Une fois sur la rive gauche du fleuve, ils suivirent l’Eridanos, tributaire de l’Ilissus, en remontant son cours dans la direction du mont Hymette, masse énorme obstruant le ciel, et qui de loin fait naître la vision d’un éléphant monstrueux couché au soleil, avec sa peau chauve et sillonnée de crevasses, qui reluit.

Les abeilles cependant récoltent encore leur miel incomparable sur cette montagne de la désolation. C’est qu’elles connaissent parmi ce chaos des gorges profondes qu’emplit le murmure d’une source, des oasis pleines de fleurs, d’ombre et de solitude, des jardins embaumés à l’abri du vent qui souffle de la mer, impénétrables aux fournaises qu’allume l’heure de midi.

Le sentier devenait montueux. L’Eridanos, resserré entre les parois de deux rives élevées, se hâtait en murmurant. Ses eaux, depuis la source, n’avaient rien perdu de leur fraîcheur sous le couvert d’arbousiers, de myrtes, de lauriers sauvages qui obstruent son lit. Ces arbustes empanachés de fleurs roses ou de fruits écarlates, semblent un fleuve de sang jailli du cœur de la terre et coulant entre les lèvres d’une blessure vermeille. Mais, quand le zéphyr, qui descend parfois de la montagne, agite, en y creusant des vagues, comme pour compléter l’illusion, la cime touffue des lauriers roses, une atmosphère saturée de parfums troublans inonde l’espace d’alentour.

Dans les pays lumineux que baignent les flots de la mer Egée, toute la nature sent bon. Chaque brin d’herbe que le voyageur écrase distraitement sous son pied, peuple la campagne de nouvelles senteurs. Sous les étreintes irrésistibles du soleil, leur amant, les fleurs et les plantes grasses se pâment au flanc des rochers dans des convulsions amoureuses ; leurs tiges gonflées éclatent ; la sève pleure par tous les pores des larmes odorantes.

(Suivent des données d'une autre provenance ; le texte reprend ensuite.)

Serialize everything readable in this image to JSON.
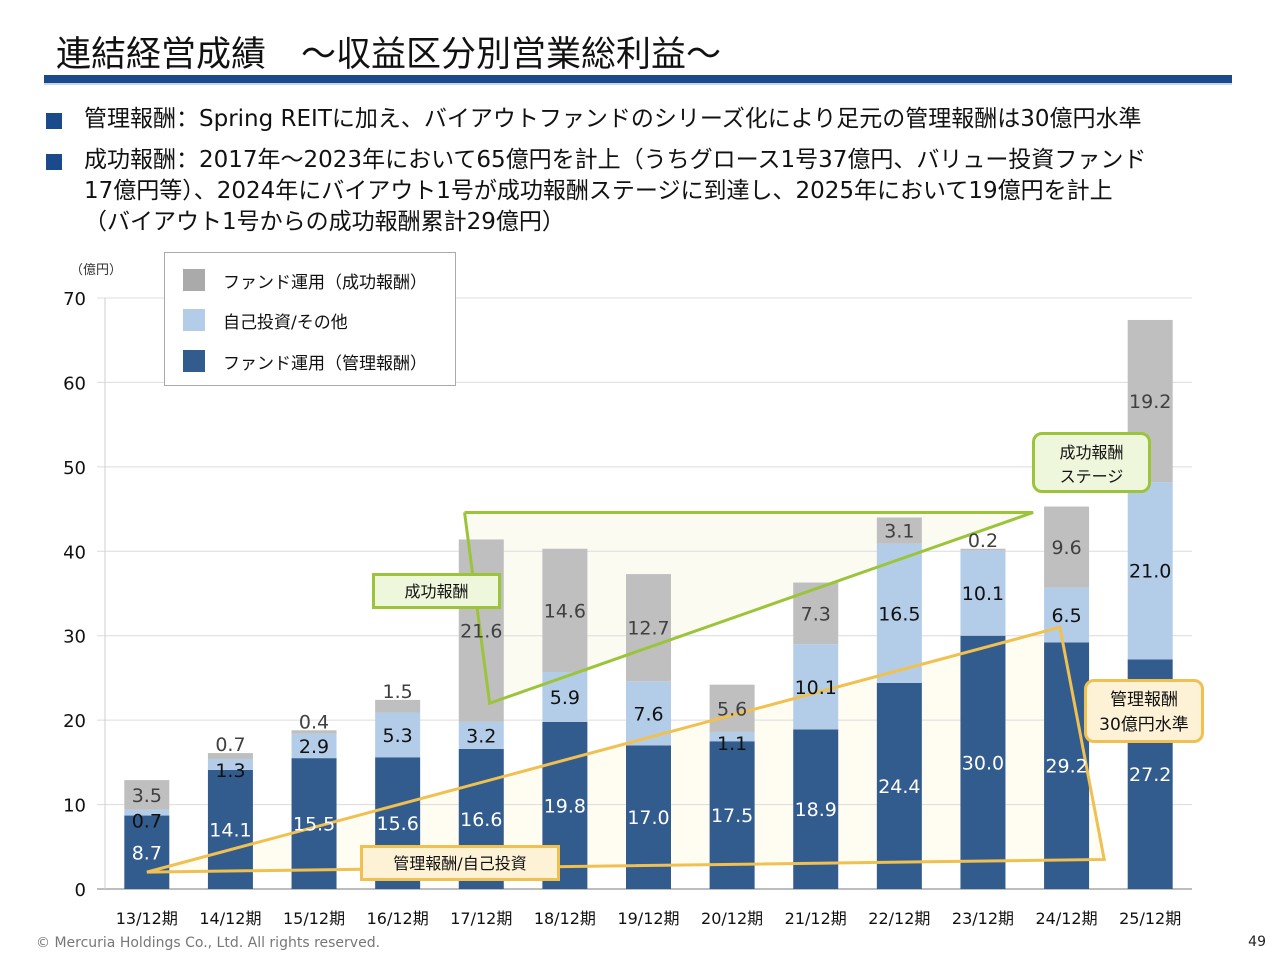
{
  "header": {
    "title": "連結経営成績　～収益区分別営業総利益～",
    "accent_color": "#1b4a8c"
  },
  "bullets": [
    {
      "lines": [
        "管理報酬：Spring REITに加え、バイアウトファンドのシリーズ化により足元の管理報酬は30億円水準"
      ]
    },
    {
      "lines": [
        "成功報酬：2017年～2023年において65億円を計上（うちグロース1号37億円、バリュー投資ファンド",
        "17億円等）、2024年にバイアウト1号が成功報酬ステージに到達し、2025年において19億円を計上",
        "（バイアウト1号からの成功報酬累計29億円）"
      ]
    }
  ],
  "chart_data": {
    "type": "bar",
    "stacked": true,
    "title": "",
    "xlabel": "",
    "ylabel": "（億円）",
    "ylim": [
      0,
      70
    ],
    "yticks": [
      0,
      10,
      20,
      30,
      40,
      50,
      60,
      70
    ],
    "grid": true,
    "legend_position": "top-left",
    "categories": [
      "13/12期",
      "14/12期",
      "15/12期",
      "16/12期",
      "17/12期",
      "18/12期",
      "19/12期",
      "20/12期",
      "21/12期",
      "22/12期",
      "23/12期",
      "24/12期",
      "25/12期"
    ],
    "series": [
      {
        "name": "ファンド運用（管理報酬）",
        "color": "#335c8e",
        "label_color": "#ffffff",
        "values": [
          8.7,
          14.1,
          15.5,
          15.6,
          16.6,
          19.8,
          17.0,
          17.5,
          18.9,
          24.4,
          30.0,
          29.2,
          27.2
        ]
      },
      {
        "name": "自己投資/その他",
        "color": "#b3cde9",
        "label_color": "#111111",
        "values": [
          0.7,
          1.3,
          2.9,
          5.3,
          3.2,
          5.9,
          7.6,
          1.1,
          10.1,
          16.5,
          10.1,
          6.5,
          21.0
        ]
      },
      {
        "name": "ファンド運用（成功報酬）",
        "color": "#bfbfbf",
        "label_color": "#404040",
        "values": [
          3.5,
          0.7,
          0.4,
          1.5,
          21.6,
          14.6,
          12.7,
          5.6,
          7.3,
          3.1,
          0.2,
          9.6,
          19.2
        ]
      }
    ],
    "legend_order": [
      "ファンド運用（成功報酬）",
      "自己投資/その他",
      "ファンド運用（管理報酬）"
    ],
    "annotations": [
      {
        "text": "成功報酬",
        "style": "green-box"
      },
      {
        "text": "成功報酬\nステージ",
        "style": "green-rounded"
      },
      {
        "text": "管理報酬/自己投資",
        "style": "orange-box"
      },
      {
        "text": "管理報酬\n30億円水準",
        "style": "orange-rounded"
      }
    ]
  },
  "callouts": {
    "success_fee": "成功報酬",
    "success_stage_line1": "成功報酬",
    "success_stage_line2": "ステージ",
    "mgmt_self": "管理報酬/自己投資",
    "mgmt_level_line1": "管理報酬",
    "mgmt_level_line2": "30億円水準"
  },
  "footer": {
    "copyright": "© Mercuria Holdings Co., Ltd. All rights reserved.",
    "page_number": "49"
  }
}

Yani et Zoïtsa purent atteindre, avant la trop grande chaleur du jour, le but de leur promenade et se plonger le visage et les mains dans la source même de l’Eridanos ; je veux dire la célèbre fontaine qui jaillit au pied du monastère de Kœsariani.

Le bois qui l’environne reçut, dès les premiers âges, la faveur d’une visite céleste. C’est ici qu’Aurore, fille du soleil et de la rosée, dans cette vallée solitaire, vit pour la première fois le beau chasseur Céphale et lui dit sa passion, mais l’ingrat, indifférent à ses charmes, lui préféra Procris.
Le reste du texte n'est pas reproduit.